В русских сказках есть скатерть-самобранка, сапоги-скороходы, меч-кладенец. Может и баян-самоигрец где-то завалялся? 

Пальцы сами что-либо делают только в том случае, если их долго и упорно приучали делать именно это. У них своих мозгов нет.


----------



## Ahmetnabiev Rafil (29 Ноя 2014)

vev (29.11.2014, 21:17) писал:


> В русских сказках есть скатерть-самобранка, сапоги-скороходы, меч-кладенец. Может и баян-самоигрец где-то завалялся?
> 
> Пальцы сами что-либо делают только в том случае, если их долго и упорно приучали делать именно это. У них своих мозгов нет.


Ну я че сказал? Я же спросил КАК ИХ БЛИН ПРИУЧИТЬ?


----------



## vev (29 Ноя 2014)

Ahmetnabiev Rafil (29.11.2014, 21:18) писал:


> vev (29.11.2014, 21:17) писал:
> 
> 
> > В русских сказках есть скатерть-самобранка, сапоги-скороходы, меч-кладенец. Может и баян-самоигрец где-то завалялся?
> ...


Ну кто Вам скажет КАК можно приучить именно в Вашем случае? Прям, как дети!
Каждый человек уникален и у каждого человека преобладают те или иные виды памяти. Найдите свой, если Вы о запоминании. Ну а если про то, что пальцы не становятся, то это относится к развитию техники. 
Развитию техники способствуют в том числе и упражнения на развитие гибкости. Наберите в youtube "Finger fitness". Посмотрите. Може поможет.


----------



## Rinat_Djan (29 Ноя 2014)

Прям как в анекдоте:
Подходит профессор к занимающемся баянисту и спрашивает:
-Зачем ты рубишь?
-Так написано: "rubato"
-А если бы написали: "perdendo"?
Если Вы хотите чтобы пальцы фигачили - просто фигачьте ими))

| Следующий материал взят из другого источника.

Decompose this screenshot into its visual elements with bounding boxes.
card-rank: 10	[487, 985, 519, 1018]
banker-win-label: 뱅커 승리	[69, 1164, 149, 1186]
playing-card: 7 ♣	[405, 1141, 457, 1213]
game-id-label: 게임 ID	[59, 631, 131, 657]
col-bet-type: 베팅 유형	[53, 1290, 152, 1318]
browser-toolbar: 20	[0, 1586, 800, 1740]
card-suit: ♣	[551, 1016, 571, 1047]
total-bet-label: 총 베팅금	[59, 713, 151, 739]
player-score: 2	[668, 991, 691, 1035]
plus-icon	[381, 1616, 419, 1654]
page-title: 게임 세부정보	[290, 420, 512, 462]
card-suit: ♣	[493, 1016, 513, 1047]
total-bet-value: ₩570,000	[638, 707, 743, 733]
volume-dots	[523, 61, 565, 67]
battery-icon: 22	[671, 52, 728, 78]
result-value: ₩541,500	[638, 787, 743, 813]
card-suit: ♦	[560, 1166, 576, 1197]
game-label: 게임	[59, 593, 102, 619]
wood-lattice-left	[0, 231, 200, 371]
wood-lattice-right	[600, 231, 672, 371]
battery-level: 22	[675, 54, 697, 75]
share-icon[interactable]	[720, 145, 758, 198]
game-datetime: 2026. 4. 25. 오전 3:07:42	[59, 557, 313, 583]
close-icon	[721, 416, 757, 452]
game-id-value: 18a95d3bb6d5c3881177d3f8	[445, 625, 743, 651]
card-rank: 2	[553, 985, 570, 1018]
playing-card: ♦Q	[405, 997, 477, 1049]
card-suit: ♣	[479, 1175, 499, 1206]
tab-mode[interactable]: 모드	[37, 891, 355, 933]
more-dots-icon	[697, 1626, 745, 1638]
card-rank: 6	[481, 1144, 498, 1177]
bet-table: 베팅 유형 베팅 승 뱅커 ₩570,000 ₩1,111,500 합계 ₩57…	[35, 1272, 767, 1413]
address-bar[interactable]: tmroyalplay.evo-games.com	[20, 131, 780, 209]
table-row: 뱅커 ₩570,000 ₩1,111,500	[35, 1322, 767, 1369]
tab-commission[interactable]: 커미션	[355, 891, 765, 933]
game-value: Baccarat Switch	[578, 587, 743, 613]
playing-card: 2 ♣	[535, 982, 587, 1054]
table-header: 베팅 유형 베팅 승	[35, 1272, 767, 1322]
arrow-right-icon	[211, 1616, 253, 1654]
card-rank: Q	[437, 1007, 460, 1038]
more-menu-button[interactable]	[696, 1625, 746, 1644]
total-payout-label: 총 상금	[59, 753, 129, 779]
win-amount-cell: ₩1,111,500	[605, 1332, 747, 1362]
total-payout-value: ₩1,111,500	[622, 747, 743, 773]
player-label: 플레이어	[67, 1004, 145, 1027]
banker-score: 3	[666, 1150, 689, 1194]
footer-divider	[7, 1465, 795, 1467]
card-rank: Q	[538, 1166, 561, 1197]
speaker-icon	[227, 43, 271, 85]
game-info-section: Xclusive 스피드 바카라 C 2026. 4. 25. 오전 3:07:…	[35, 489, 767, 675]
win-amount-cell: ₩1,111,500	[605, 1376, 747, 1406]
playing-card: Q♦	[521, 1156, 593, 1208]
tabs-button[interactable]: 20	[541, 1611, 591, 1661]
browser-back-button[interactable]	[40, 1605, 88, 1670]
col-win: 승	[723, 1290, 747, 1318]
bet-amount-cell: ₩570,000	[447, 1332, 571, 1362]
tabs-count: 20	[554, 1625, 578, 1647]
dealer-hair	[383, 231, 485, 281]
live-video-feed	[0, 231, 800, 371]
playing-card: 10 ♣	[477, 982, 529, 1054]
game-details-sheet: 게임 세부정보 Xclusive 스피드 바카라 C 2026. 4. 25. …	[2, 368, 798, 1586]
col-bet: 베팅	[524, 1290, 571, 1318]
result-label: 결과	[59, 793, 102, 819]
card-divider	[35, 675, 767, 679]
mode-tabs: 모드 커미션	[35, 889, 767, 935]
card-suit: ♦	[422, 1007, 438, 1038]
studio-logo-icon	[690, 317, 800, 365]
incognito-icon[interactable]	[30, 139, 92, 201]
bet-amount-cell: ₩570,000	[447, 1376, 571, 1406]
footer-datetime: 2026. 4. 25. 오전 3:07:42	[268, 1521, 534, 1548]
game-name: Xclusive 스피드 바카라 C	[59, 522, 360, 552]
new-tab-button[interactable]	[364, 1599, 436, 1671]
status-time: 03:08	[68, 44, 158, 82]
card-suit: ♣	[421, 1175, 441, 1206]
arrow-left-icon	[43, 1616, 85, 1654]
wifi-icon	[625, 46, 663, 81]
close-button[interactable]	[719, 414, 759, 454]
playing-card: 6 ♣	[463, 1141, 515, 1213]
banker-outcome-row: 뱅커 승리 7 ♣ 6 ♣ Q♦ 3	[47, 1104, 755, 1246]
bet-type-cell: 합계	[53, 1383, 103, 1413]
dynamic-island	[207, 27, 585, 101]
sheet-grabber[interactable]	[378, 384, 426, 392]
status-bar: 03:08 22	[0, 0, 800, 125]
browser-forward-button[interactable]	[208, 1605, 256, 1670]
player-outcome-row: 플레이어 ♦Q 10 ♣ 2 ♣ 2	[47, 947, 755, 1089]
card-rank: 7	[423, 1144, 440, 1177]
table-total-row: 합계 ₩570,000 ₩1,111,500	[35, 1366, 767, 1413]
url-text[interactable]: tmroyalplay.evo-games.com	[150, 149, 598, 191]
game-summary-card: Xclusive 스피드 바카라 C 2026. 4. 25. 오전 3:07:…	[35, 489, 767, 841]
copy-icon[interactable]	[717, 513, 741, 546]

А если серьезно, то попробуйте помыслить позициями. Поиграйте на легато так, чтобы каждый звук плавно переходил в другой. Форшлагами, сначала от доли к доле (с остановками), потом от первой к третьей, и в конце от первой к первой. Чтобы ощутить точки опоры. Приведите в один стабильный темп, потом от него и пляшите. Пропойте, продирижируйте)) И спляшите (если сильно захочется).

А может быть и так, что у Вас банально неправильная посадка за инструментом или постановка аппарата. Или зажим какой-нибудь, где-нибудь. Или Вы просто бездумно гоняете туда-сюда нотный текст. Или просто не понимаете логики вариации. Или у Вас навыка не хватает. Или памяти. Или... Или. .. и так до бесконечности))

Все настолько индивидуально)) А за ноты большое спасибо.


----------



## Dmvlad (30 Ноя 2014)

Ahmetnabiev Rafil (29.11.2014, 15:20) писал:


> Как выучить это место? что бы пальцы сами фигачили с легкостью?


Вопрос из области научной фантастики:
Тоже вот думаю, как бы попасть в экспедицию на Марс? Желательно с баяном, там гравитация поменьше , глядишь буду играть как бог


----------



## vev (30 Ноя 2014)

Dmvlad (30.11.2014, 10:39) писал:


> Ahmetnabiev Rafil (29.11.2014, 15:20) писал:
> 
> 
> > Как выучить это место? что бы пальцы сами фигачили с легкостью?
> ...


Там и на "Левше" можно будет стоя играть


----------



## sedovmika (30 Ноя 2014)

Чтобы попадать точно ножом в цель, надо перед этим выполнить около 10 000 тренировочных бросков в мишень. Аналогично, что бы "фигачить" на автомате надо не выпускать из рук баян и играть подолгу каждый день, показываясь хотя бы раз в неделю педагогу. Другого пути, увы, нет...


----------



## MAN (30 Ноя 2014)

*Ahmetnabiev Rafil*, а для чего Вам обязательно нужно фигачить это место? Не лучше ли научиться такими вариациями "поливать"?


----------



## Belyi86 (30 Ноя 2014)

Попробуйте разной аппликатурой , используйте все 5 рядов,ну и конечно упражнения и гаммы разной аппликатурой(позиционная , традиционная).Удачи!


----------